Poziotinib, a potential best-in-class, novel, pan-HER inhibitor: Spectrum is continuing to enroll a Phase 2 breast cancer program in the U.S., based on promising Phase 1 efficacy data in breast cancer patients who had failed multiple other HER2-directed therapies. In addition, multiple Phase 2 studies are being conducted in South Korea by Hanmi Pharmaceuticals and National OncoVenture.
Qapzola, a potent tumor-activated drug being investigated for non-muscle invasive bladder cancer: The FDA is expected to make a decision on Qapzola’s approval by the PDUFA date of December 11, 2016. The FDA plans to hold an advisory committee meeting on September 14, 2016. The Company is actively enrolling an additional randomized, placebo-controlled Phase 3 trial under a SPA agreement. The Phase 3 study has been specifically designed to build on learnings from the previous studies, as well as recommendations from the FDA.
Three-Month Period Ended June 30, 2016 (All numbers are approximate)

GAAP Results

Total product sales were $30.9 million in the second quarter of 2016. Product sales in the second quarter included: FUSILEV (levoleucovorin) net sales of $10.5 million, FOLOTYN (pralatrexate injection) net sales of $11.0 million, ZEVALIN (ibritumomab tiuxetan) net sales of $2.8 million, MARQIBO (vinCRIStine sulfate LIPOSOME injection) net sales of $2.1 million, BELEODAQ (belinostat for injection) net sales of $3.7 million and EVOMELA (melphalan) for injection net sales of $0.9 million.
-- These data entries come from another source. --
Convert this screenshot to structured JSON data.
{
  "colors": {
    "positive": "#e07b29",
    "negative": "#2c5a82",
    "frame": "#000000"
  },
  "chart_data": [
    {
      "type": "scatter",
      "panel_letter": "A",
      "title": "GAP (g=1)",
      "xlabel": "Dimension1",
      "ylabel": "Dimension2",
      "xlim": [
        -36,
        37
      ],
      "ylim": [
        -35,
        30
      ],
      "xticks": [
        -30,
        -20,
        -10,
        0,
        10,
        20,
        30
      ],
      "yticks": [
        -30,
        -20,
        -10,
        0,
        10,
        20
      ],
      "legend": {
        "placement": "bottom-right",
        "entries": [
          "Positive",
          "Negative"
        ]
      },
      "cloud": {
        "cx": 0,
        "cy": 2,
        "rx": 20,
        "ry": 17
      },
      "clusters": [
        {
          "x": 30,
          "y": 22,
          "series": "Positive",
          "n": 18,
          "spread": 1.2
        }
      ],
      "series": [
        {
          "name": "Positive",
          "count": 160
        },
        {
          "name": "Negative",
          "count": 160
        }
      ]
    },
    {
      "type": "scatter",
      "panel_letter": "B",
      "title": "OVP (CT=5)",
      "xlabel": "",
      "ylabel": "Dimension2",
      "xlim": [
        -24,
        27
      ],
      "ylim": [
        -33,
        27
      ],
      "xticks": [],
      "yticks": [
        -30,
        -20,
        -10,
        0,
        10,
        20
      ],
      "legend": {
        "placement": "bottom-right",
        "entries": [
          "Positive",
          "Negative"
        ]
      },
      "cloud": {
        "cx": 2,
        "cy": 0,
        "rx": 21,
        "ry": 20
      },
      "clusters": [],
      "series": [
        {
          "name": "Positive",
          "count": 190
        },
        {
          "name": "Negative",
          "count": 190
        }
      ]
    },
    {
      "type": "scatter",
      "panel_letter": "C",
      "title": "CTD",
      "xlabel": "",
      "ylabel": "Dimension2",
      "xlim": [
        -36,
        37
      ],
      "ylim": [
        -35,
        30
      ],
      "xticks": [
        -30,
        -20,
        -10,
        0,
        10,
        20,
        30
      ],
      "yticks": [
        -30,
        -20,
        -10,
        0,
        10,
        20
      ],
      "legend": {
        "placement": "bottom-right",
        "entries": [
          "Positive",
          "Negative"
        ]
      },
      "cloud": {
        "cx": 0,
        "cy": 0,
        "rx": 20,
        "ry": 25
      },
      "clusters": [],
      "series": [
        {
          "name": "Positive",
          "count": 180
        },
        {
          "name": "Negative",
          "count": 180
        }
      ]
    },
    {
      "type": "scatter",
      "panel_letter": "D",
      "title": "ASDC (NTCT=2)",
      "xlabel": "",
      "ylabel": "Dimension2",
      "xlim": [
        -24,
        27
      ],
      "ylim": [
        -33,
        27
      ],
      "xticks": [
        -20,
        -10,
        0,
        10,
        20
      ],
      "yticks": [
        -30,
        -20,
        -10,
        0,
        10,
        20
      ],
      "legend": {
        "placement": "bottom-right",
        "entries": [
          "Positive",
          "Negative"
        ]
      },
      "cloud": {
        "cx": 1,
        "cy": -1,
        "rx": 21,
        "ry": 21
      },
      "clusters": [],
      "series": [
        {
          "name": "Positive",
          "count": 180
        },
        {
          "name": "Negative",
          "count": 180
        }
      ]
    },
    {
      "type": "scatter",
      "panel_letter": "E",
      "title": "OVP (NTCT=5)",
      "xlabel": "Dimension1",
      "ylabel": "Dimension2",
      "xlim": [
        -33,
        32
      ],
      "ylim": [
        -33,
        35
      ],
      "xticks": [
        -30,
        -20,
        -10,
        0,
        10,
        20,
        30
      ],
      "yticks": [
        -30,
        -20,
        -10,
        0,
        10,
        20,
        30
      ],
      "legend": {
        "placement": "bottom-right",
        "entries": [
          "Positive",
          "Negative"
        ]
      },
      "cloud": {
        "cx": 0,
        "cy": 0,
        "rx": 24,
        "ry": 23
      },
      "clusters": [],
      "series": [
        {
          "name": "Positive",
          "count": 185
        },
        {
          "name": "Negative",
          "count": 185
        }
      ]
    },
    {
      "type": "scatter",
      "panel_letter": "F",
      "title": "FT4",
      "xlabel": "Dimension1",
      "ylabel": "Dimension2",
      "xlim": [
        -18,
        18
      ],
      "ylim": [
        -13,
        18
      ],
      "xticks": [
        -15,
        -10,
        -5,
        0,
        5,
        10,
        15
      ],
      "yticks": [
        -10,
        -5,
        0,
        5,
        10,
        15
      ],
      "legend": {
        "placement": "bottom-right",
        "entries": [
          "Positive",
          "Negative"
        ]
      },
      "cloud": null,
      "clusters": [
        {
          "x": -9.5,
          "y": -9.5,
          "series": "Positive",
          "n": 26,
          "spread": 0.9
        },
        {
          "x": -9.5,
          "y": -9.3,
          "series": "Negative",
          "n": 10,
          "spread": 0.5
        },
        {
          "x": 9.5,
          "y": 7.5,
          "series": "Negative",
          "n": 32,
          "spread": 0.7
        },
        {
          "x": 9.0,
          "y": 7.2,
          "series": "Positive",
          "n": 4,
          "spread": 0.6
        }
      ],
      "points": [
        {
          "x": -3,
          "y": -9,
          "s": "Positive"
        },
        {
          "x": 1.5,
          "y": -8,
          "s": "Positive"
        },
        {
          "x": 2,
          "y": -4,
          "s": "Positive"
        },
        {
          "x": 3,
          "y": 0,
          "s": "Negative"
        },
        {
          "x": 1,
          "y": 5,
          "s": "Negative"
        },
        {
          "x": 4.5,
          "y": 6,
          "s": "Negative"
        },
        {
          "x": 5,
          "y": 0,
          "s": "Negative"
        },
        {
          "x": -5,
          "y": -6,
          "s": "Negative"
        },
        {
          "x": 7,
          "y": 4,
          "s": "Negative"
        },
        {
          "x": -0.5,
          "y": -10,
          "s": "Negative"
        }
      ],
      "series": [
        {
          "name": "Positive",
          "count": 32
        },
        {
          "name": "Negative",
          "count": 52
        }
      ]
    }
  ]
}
Spectrum recorded net loss of $24.3 million, or $(0.35) per basic and diluted share in the three-month period ended June 30, 2016, compared to net loss of $2.3 million, or $(0.04) per basic and diluted share in the comparable period in 2015. Total research and development expenses were $14.3 million in the quarter, as compared to $9.6 million in the same period in 2015. Selling, general and administrative expenses were $27.6 million in the quarter, compared to $22.6 million in the same period in 2015.

Non-GAAP Results

Spectrum recorded non-GAAP net loss of $3.7 million, or $(0.05) per basic and diluted share in the three-month period ended June 30, 2016, compared to non-GAAP net loss of $0.5 million, or $(0.01) per basic and diluted share in the comparable period in 2015. Non-GAAP research and development expenses were $12.9 million, as compared to $9.1 million in the same period of 2015. Non-GAAP selling, general and administrative expenses were $16.1 million, as compared to $19.7 million in the same period in 2015.